Judul : The Zen Diary

Tahun Rilis : 2022

Sutradara : Yuji Nakae

Penulis Naskah : Tsutomu Minakami, Yuji Nakae

Pemain :

  • Kenji Sawada sebagai Tsutomu
  • Takako Matsu sebagai Machiko

Durasi : 111 menit

Rate Usia : 13+

So, Gengs … yuk siap-siap Ambil Remot. Turn in on and enjoy! Kita kulik, apa sih yang bikin film Jepang dokumenter satu ini tuh jadi menarik.

Sinopsis Film The Zen Dairy

Kisah akan dibuka dengan perjalanan dari mobil yang dikendarai oleh Machiko menuju rumah dari salah seorang penulis yang ia urusi bernama, Tsutomu. Seorang penulis berusia sekitar 60 tahunan yang memilih tinggal seorang diri pada rumah lapang miliknya di kawasan pedesaan.

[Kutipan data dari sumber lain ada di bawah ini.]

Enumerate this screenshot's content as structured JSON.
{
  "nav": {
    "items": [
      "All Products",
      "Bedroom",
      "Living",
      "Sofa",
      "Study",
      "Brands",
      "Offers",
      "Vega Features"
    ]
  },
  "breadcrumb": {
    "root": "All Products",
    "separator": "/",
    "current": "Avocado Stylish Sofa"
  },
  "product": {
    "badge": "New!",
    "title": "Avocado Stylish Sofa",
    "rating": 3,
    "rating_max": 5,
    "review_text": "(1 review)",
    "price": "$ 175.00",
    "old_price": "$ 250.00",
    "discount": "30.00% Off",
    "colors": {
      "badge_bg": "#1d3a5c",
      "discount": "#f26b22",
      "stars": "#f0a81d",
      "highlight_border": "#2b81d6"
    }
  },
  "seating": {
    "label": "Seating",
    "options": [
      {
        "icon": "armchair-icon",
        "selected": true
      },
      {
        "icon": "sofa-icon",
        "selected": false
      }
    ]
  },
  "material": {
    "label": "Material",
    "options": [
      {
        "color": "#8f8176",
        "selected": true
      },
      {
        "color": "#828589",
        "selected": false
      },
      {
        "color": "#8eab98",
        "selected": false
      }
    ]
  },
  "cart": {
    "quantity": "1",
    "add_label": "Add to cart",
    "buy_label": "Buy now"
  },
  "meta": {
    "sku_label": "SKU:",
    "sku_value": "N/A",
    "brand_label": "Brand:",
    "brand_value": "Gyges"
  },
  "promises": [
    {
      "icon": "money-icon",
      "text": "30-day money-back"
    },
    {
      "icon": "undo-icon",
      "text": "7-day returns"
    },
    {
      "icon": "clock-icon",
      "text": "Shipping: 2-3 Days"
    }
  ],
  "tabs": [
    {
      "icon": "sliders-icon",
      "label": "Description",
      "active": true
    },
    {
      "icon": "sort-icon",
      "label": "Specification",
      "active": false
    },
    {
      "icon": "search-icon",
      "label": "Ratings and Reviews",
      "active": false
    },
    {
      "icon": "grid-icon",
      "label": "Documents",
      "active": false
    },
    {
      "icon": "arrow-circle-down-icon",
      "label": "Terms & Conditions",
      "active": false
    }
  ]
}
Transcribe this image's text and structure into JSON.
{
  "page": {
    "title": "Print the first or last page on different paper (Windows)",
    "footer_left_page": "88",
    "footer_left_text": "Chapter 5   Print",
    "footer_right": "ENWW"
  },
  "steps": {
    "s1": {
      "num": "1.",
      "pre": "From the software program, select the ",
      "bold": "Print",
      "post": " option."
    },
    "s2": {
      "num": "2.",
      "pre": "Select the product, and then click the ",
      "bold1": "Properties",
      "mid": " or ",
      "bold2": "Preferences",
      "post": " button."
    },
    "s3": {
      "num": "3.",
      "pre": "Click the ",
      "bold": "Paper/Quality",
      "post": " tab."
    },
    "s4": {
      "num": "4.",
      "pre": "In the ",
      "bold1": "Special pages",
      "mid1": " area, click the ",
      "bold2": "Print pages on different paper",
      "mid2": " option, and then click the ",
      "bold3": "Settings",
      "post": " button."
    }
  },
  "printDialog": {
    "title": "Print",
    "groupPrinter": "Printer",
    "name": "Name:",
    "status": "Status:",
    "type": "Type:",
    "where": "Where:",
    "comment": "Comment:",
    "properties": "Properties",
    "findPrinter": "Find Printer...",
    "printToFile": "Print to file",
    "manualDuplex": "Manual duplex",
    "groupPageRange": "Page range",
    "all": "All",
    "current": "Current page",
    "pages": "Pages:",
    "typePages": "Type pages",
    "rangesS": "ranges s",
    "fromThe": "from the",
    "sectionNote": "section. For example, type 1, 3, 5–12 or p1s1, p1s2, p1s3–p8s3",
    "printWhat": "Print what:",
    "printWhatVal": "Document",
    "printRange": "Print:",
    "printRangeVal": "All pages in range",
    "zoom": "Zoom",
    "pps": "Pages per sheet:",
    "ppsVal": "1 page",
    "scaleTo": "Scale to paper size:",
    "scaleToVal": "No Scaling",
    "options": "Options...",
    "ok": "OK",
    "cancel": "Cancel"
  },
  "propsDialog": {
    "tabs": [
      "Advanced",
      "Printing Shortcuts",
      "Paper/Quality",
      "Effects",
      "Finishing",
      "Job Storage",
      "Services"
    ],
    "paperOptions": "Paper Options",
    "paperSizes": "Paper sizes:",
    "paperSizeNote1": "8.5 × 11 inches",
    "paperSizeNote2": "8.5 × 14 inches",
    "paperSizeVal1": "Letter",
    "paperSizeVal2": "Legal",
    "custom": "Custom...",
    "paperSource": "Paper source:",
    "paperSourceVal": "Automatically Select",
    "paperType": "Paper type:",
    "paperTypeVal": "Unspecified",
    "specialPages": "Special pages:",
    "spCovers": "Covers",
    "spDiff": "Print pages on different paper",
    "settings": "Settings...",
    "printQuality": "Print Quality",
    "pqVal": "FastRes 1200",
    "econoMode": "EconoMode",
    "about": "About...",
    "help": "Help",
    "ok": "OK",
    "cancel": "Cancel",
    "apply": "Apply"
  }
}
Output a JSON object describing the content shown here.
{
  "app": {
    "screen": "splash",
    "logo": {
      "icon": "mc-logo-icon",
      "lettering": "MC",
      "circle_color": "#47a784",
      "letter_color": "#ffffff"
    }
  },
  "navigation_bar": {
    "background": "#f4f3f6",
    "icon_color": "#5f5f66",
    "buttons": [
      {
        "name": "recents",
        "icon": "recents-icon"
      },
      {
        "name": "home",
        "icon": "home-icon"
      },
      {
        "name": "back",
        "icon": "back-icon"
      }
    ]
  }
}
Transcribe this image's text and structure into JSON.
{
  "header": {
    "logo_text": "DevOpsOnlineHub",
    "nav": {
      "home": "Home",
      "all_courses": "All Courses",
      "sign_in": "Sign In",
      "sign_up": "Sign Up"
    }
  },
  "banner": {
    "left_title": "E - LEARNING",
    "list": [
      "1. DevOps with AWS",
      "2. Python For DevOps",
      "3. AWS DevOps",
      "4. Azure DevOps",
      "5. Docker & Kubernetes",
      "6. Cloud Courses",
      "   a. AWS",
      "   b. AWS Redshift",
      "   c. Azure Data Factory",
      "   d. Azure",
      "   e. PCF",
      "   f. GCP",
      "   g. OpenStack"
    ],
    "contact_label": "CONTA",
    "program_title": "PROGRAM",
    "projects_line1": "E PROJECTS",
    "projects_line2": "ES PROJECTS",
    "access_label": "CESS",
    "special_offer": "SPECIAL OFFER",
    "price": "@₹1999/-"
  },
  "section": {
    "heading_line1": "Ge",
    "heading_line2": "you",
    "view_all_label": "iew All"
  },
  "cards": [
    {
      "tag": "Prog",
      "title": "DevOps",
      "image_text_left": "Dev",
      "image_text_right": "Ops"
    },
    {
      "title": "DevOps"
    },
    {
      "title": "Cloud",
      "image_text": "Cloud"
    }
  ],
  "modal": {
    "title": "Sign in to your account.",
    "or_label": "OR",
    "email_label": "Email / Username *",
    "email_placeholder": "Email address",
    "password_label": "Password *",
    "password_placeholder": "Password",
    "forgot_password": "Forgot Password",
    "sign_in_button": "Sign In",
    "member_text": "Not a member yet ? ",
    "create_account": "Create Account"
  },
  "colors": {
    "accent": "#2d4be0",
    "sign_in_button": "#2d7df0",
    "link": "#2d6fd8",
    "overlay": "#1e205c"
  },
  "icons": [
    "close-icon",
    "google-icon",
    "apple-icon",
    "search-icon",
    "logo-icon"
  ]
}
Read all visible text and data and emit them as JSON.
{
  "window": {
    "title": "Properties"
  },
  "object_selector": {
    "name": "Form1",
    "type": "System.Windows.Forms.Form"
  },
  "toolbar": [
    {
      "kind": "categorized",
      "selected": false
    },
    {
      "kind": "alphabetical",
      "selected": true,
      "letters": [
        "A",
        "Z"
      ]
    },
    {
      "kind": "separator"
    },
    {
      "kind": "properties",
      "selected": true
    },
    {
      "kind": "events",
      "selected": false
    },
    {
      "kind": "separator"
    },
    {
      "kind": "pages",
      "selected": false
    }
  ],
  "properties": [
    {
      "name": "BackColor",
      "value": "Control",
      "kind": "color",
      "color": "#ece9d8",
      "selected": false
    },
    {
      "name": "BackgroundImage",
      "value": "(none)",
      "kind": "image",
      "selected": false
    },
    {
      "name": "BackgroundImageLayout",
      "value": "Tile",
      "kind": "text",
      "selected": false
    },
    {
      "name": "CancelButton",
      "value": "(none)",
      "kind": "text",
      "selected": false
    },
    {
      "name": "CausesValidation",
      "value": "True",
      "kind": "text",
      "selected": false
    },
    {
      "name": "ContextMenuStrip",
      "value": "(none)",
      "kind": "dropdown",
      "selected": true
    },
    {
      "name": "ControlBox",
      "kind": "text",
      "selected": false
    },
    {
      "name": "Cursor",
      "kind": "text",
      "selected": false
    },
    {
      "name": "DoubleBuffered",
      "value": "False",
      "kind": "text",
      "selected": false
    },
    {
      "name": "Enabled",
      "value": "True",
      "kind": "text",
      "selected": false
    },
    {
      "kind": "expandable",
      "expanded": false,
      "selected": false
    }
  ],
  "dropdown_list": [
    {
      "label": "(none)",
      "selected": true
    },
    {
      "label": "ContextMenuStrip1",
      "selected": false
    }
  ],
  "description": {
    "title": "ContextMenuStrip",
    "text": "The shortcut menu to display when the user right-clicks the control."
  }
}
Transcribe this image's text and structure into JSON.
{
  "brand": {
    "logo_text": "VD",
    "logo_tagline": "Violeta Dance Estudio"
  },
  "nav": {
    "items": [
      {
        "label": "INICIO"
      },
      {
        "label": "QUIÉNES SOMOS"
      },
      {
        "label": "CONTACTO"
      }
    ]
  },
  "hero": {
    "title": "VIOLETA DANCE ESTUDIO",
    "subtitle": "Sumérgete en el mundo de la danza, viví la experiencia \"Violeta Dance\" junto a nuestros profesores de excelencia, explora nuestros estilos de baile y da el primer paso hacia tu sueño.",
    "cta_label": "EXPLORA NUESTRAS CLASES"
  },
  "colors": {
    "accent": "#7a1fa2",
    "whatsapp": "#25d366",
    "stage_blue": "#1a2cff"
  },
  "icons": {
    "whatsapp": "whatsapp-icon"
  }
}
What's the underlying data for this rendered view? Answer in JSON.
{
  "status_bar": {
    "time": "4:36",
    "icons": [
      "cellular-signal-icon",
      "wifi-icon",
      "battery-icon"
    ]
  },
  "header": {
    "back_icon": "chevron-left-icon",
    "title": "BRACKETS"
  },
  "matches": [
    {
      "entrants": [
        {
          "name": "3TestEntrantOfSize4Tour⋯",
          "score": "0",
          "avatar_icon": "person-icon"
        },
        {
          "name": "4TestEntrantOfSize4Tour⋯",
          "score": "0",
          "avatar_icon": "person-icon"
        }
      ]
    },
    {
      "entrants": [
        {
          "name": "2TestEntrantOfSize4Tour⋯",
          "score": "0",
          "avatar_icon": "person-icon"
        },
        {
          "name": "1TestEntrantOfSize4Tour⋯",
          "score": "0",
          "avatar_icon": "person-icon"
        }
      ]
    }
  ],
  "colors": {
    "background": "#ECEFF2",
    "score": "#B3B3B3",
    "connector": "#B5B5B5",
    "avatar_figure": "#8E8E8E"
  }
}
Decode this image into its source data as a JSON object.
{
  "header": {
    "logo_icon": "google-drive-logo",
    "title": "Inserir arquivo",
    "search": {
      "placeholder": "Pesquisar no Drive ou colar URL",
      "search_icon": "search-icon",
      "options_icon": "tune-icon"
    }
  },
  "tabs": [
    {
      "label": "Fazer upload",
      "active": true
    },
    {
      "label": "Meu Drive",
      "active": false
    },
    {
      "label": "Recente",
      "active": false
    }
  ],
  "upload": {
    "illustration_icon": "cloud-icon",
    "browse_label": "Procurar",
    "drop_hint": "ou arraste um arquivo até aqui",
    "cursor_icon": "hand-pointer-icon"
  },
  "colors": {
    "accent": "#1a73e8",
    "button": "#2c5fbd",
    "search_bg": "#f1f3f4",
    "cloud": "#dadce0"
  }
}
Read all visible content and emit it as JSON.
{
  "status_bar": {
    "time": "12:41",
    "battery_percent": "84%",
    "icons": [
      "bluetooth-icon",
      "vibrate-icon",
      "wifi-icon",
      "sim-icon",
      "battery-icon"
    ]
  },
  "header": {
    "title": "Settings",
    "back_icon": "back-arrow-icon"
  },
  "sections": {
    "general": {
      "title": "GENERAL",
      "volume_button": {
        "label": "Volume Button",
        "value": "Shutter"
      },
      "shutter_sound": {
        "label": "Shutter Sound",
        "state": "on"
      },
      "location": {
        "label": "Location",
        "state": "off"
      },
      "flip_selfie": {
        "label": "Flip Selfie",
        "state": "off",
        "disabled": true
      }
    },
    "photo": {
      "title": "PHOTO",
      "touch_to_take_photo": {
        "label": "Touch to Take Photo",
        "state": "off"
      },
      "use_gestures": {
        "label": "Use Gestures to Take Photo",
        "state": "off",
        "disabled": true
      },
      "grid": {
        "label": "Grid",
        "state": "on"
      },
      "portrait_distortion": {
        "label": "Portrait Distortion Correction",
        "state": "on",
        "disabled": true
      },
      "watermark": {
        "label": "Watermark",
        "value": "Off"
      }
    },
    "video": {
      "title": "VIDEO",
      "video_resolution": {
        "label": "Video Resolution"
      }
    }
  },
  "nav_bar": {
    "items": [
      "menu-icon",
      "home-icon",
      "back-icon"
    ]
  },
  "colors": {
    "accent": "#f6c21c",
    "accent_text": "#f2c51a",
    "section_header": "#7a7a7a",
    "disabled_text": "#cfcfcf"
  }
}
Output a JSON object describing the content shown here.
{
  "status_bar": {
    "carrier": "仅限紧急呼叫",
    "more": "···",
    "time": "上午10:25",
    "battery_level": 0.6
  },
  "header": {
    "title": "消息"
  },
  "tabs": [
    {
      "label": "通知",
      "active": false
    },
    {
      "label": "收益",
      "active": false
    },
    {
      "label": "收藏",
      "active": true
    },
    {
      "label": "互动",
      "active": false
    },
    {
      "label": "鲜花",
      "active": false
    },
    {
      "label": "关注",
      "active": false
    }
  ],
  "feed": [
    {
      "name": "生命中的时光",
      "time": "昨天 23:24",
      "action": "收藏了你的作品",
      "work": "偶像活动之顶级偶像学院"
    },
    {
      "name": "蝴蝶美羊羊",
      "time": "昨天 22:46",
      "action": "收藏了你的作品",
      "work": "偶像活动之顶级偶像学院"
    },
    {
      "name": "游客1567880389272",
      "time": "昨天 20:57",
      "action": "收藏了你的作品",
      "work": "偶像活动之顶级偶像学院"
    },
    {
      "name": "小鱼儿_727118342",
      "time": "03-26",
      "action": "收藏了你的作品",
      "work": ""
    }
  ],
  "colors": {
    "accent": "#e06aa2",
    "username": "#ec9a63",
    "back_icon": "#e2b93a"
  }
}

Latar waktu masih berada di bulan Februari. Salju tebal menggunung di sisi-sisi jalan. Warna putihnya menggoda mata, mengajak melamun seolah kamu dibawa duduk dalam mobil, tepat di samping Machiko yang tengah melajukan mobilnya dalam kecepatan sedang.

Selanjutnya, penonton akan diajak beralih pada kehidupan menyendiri ala Tsutomu-san di dalam rumahnya yang tenang. Pada pagi hari, sebelum kembali menuntaskan pekerjaannya selaku seorang penulis, ia keluar rumah untuk mencari bahan makanan.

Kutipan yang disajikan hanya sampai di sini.